Виолетта умолкла. Грозная тишина повисла в комнате вместе с дымом сигареты, которую она, что-то решая про себя, закурила. И потом предгрозовая тишина взорвалась страшным громом. Не по силе звука громом – нет, а по содержанию, по смыслу того, что она произнесла. Как раз негромко, буднично даже, тусклым таким голосом, будто зевая, Виолетта сказала:
– А я тебя отсюда не отпущу.
– В каком смысле «не отпущу»? – Новый озноб тронул Сашины лопатки.
– А в прямом, – ответила она, вновь наливая себе порцию «Блэк Джека».
– Сейчас не отпустишь? В смысле сегодня? – Он все еще надеялся, что неверно понял ее фразу.
– Нет-нет. Вообще не отпущу. Будешь жить здесь.

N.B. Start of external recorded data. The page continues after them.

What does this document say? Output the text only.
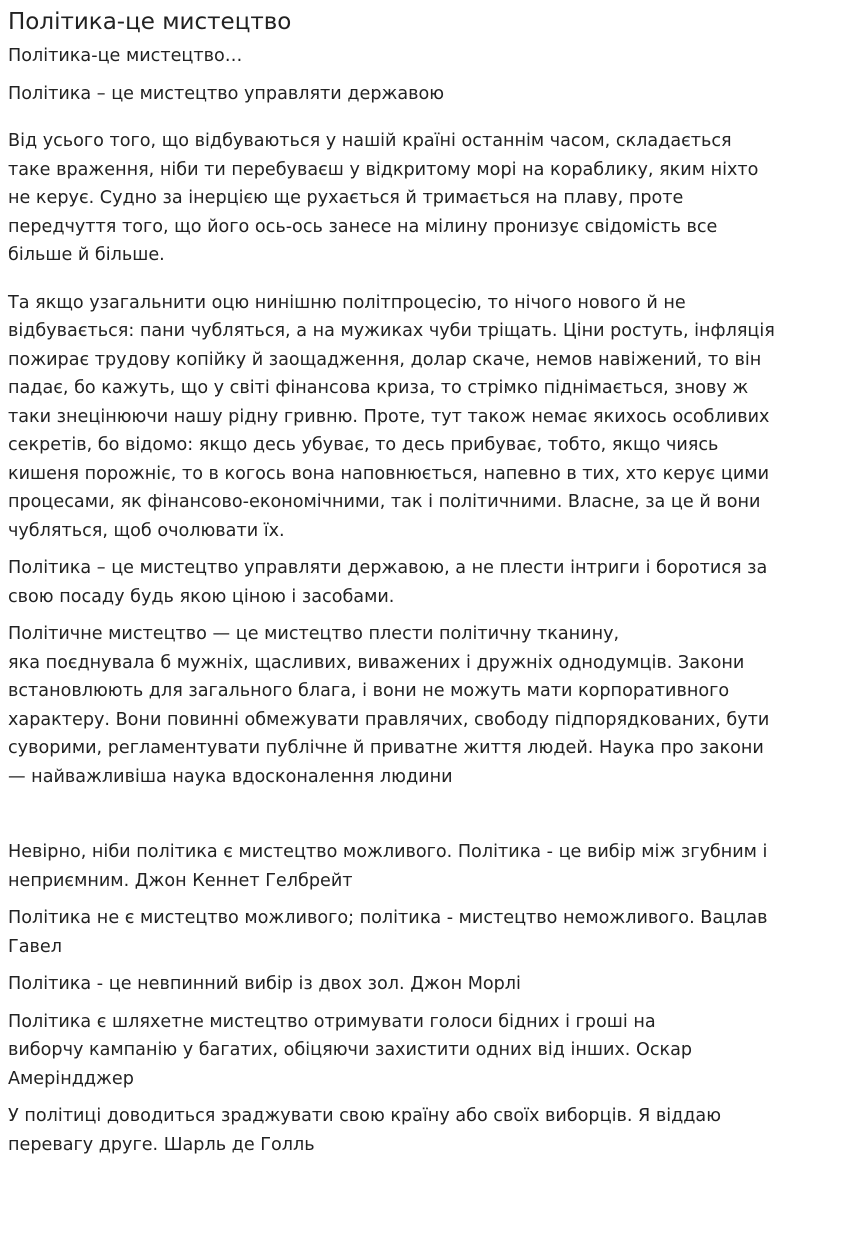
Політика-це мистецтво

Політика-це мистецтво…

Політика – це мистецтво управляти державою

Від усього того, що відбуваються у нашій країні останнім часом, складається
таке враження, ніби ти перебуваєш у відкритому морі на кораблику, яким ніхто
не керує. Судно за інерцією ще рухається й тримається на плаву, проте
передчуття того, що його ось-ось занесе на мілину пронизує свідомість все
більше й більше.

Та якщо узагальнити оцю нинішню політпроцесію, то нічого нового й не
відбувається: пани чубляться, а на мужиках чуби тріщать. Ціни ростуть, інфляція
пожирає трудову копійку й заощадження, долар скаче, немов навіжений, то він
падає, бо кажуть, що у світі фінансова криза, то стрімко піднімається, знову ж
таки знецінюючи нашу рідну гривню. Проте, тут також немає якихось особливих
секретів, бо відомо: якщо десь убуває, то десь прибуває, тобто, якщо чиясь
кишеня порожніє, то в когось вона наповнюється, напевно в тих, хто керує цими
процесами, як фінансово-економічними, так і політичними. Власне, за це й вони
чубляться, щоб очолювати їх.

Політика – це мистецтво управляти державою, а не плести інтриги і боротися за
свою посаду будь якою ціною і засобами.

Політичне мистецтво — це мистецтво плести політичну тканину,
яка поєднувала б мужніх, щасливих, виважених і дружніх однодумців. Закони
встановлюють для загального блага, і вони не можуть мати корпоративного
характеру. Вони повинні обмежувати правлячих, свободу підпорядкованих, бути
суворими, регламентувати публічне й приватне життя людей. Наука про закони
— найважливіша наука вдосконалення людини

Невірно, ніби політика є мистецтво можливого. Політика - це вибір між згубним і
неприємним. Джон Кеннет Гелбрейт

Політика не є мистецтво можливого; політика - мистецтво неможливого. Вацлав
Гавел

Політика - це невпинний вибір із двох зол. Джон Морлі

Політика є шляхетне мистецтво отримувати голоси бідних і гроші на
виборчу кампанію у багатих, обіцяючи захистити одних від інших. Оскар
Амеріндджер

У політиці доводиться зраджувати свою країну або своїх виборців. Я віддаю
перевагу друге. Шарль де Голль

– Как это здесь? Ты что? – кривовато усмехнулся он. – Ты шутишь так, что ли?
– Не-ет, Сашенька, какие шутки. Шутки давно кончились. Мы с тобой теперь навеки вместе. Первая любовь, знаешь ли, дорогого стоит. Будем жить здесь, условия хорошие. Уйдем, Сашенька, от мира.
– От мира, – машинально повторил он, цепенея от такого простого ужаса происходящего.
– Ну конечно, от мира, от суеты твоей телевизионной. Здесь хорошо, птички поют, воздух свежий.
– Ты что? Серьезно?
– Вполне, – равнодушно сказала она.
– Да ты спятила, что ли! – встал Саша со своего дивана, неестественно засмеявшись. – Когда меня найдут, тебя же в тюрьму посадят за такие хохмы.
– Ну, положим, меня уже посадили. Пожизненно, так что мне ничего не страшно. А тебя, мил дружок моей юности мятежной, никто тут не найдет, даже не надейся. Сам ведь сказал: без машины, сошел на случайной станции, кто найдет-то, а?